麟太郎と外で御飯食べるなんて久しぶりだ。
「大学以来だよね? リンと御飯食べるのって」
「この前食べただろ、国枝の家で」
あれは美味しゅうございました。《猫の杜》のマスターお手製の料理、幸せ過ぎて症状が悪化するかと思いました……って、そうじゃなくて。
「いやまあ、そうなんだけど、外で食べるのはさ」
「そうだな」
麟太郎は遠い目をして言った。
「あの頃は学食とファーストフードしか食べに行かなかったな」
「お金、なかったしね」
お互い、バイトに明け暮れていた気がする。
私は生活の為。
麟太郎は紅茶の為。
「ああでも、紅茶は飲みに行ったよ、何回か」
「あれは国枝が勝手について来たんだろ」
お金と暇があれば、麟太郎はあちこちの紅茶を飲み歩いていたので、たまに私も無理矢理ついて行っていた。
麟太郎のことを狙っている女子は多かったから。
アピールしていかないと生き残っていけなかった。
「それが今じゃあ豚足ラーメンか。
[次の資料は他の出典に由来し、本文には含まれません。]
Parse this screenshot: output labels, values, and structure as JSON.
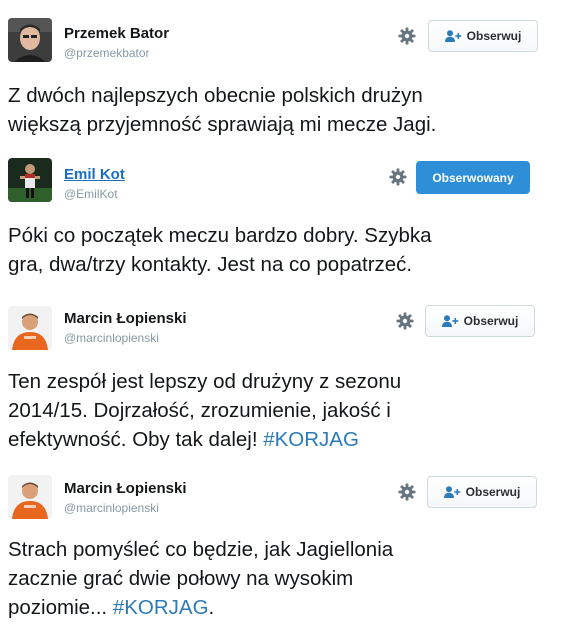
{
  "colors": {
    "hashtag": "#2b7bb9",
    "following_button": "#2e8ed8",
    "handle_gray": "#8899a6",
    "link_blue": "#1b6fbf"
  },
  "tweets": [
    {
      "name": "Przemek Bator",
      "handle": "@przemekbator",
      "follow_label": "Obserwuj",
      "follow_state": "not-following",
      "icons": [
        "settings-gear-icon",
        "follow-person-plus-icon"
      ],
      "text_lines": [
        "Z dwóch najlepszych obecnie polskich drużyn",
        "większą przyjemność sprawiają mi mecze Jagi."
      ]
    },
    {
      "name": "Emil Kot",
      "handle": "@EmilKot",
      "follow_label": "Obserwowany",
      "follow_state": "following",
      "icons": [
        "settings-gear-icon"
      ],
      "text_lines": [
        "Póki co początek meczu bardzo dobry. Szybka",
        "gra, dwa/trzy kontakty. Jest na co popatrzeć."
      ]
    },
    {
      "name": "Marcin Łopienski",
      "handle": "@marcinlopienski",
      "follow_label": "Obserwuj",
      "follow_state": "not-following",
      "icons": [
        "settings-gear-icon",
        "follow-person-plus-icon"
      ],
      "text_lines": [
        "Ten zespół jest lepszy od drużyny z sezonu",
        "2014/15. Dojrzałość, zrozumienie, jakość i"
      ],
      "last_line_prefix": "efektywność. Oby tak dalej! ",
      "last_line_hashtag": "#KORJAG"
    },
    {
      "name": "Marcin Łopienski",
      "handle": "@marcinlopienski",
      "follow_label": "Obserwuj",
      "follow_state": "not-following",
      "icons": [
        "settings-gear-icon",
        "follow-person-plus-icon"
      ],
      "text_lines": [
        "Strach pomyśleć co będzie, jak Jagiellonia",
        "zacznie grać dwie połowy na wysokim"
      ],
      "last_line_prefix": "poziomie... ",
      "last_line_hashtag": "#KORJAG",
      "last_line_suffix": "."
    }
  ]
}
出世したよね、お互い」
「そうだな」
そこへ、ラーメンが来た。
独特のスパイスの香り。
食べている間はお互い無言。
私はこれが今日最初の食事だし、もしかしたら麟太郎もそうかも知れない。
普段なら、コラーゲンだ〜これで私も美人になれるかも〜、等と言うところだが、箸は止まらなかった。
とっても幸せな気分で会計をしようと伝票を掴むと、麟太郎が止めた。
「俺が払う」
「え?」
嘘でしょう?
麟太郎と御飯食べに行く時は自分の分は自分で払うのが暗黙の了解。